Ø  The third charge against poetry is that all its species are infected with love themes and amorous conceits, which have a demoralizing effect on readers. To this charge Sidney replies that poetry does not abuse man’s wit, it is man’s wit that abuseth poetry.
Ø  Sidney is rather perplexed at the last charge, namely Plato’s rejection of poetry. He wonders why Plato found fault with poetry. In fact, warned men not against poetry but against its abuse by his contemporary poets who filled the world with wrong opinions about the gods. So Plato’s objection was directed against the theological concepts. In Ion, Plato gives high and rightly divine commendation to poetry. His description of the poet as “a light winged and sacred thing’ reveals his attitude to poetry.
Ø  Poetry is not honoured in England. Sidney asks, “why has England grown so hard a step-mother to poets”? He thinks that it is so because poetry has come to be represented by ‘base men with servile wits’ or to men who, however studious, are not born poets.
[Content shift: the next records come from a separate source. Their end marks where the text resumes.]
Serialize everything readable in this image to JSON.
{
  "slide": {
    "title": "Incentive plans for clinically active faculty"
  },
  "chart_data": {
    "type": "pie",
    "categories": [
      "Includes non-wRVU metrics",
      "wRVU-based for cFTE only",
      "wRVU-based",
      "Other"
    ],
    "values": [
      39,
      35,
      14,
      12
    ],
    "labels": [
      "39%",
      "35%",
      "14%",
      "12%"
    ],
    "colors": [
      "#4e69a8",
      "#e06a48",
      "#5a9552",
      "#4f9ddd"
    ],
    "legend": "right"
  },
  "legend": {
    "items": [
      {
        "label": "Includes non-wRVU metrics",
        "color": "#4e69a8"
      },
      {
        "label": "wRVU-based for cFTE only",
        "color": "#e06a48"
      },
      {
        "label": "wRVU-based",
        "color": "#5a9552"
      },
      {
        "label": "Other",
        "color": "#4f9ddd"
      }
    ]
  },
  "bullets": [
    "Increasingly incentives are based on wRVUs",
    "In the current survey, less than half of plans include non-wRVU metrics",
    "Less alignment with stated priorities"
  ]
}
He says that ‘a poet no industry can make, if his own genius be not carried unto it’. Another cause is the want of serious cultivation of the Poetic art. Three things necessary for producing good poetry are Art, Imitation and Exercise which are lacking in the present generation of poets.
Ø  Sidney says that few good poems have been produced in England since Chaucer.
Ø  The state of dram is also degraded. The only redeeming tragedy is Gorboduc which itself is a faulty work. A tragedy should be tied to the laws of poetry and not of history.
Ø  There should not be no mingling of tragedies and comedies, English comedy is based on a false hypothesis. It aims at laughter, not delight. The proper aim of comedy is to afford delightful teaching, not mere coarse amusement. Comedy should not only amuse but morally instruct.
Ø  Sidney calls tragicomedy as mongrel tragicomedy.
Ø  Poetry is full of virtue-breeding delightfulness. It is void of no gift that ought to be in the noble name of learning. All the charges laid against it are false and baseless. The poets were the ancient treasurers of the Grecian divinity; they were the first bringers of all civility. There are many mysteries contained poetry. A poet can immortalize people in his verses.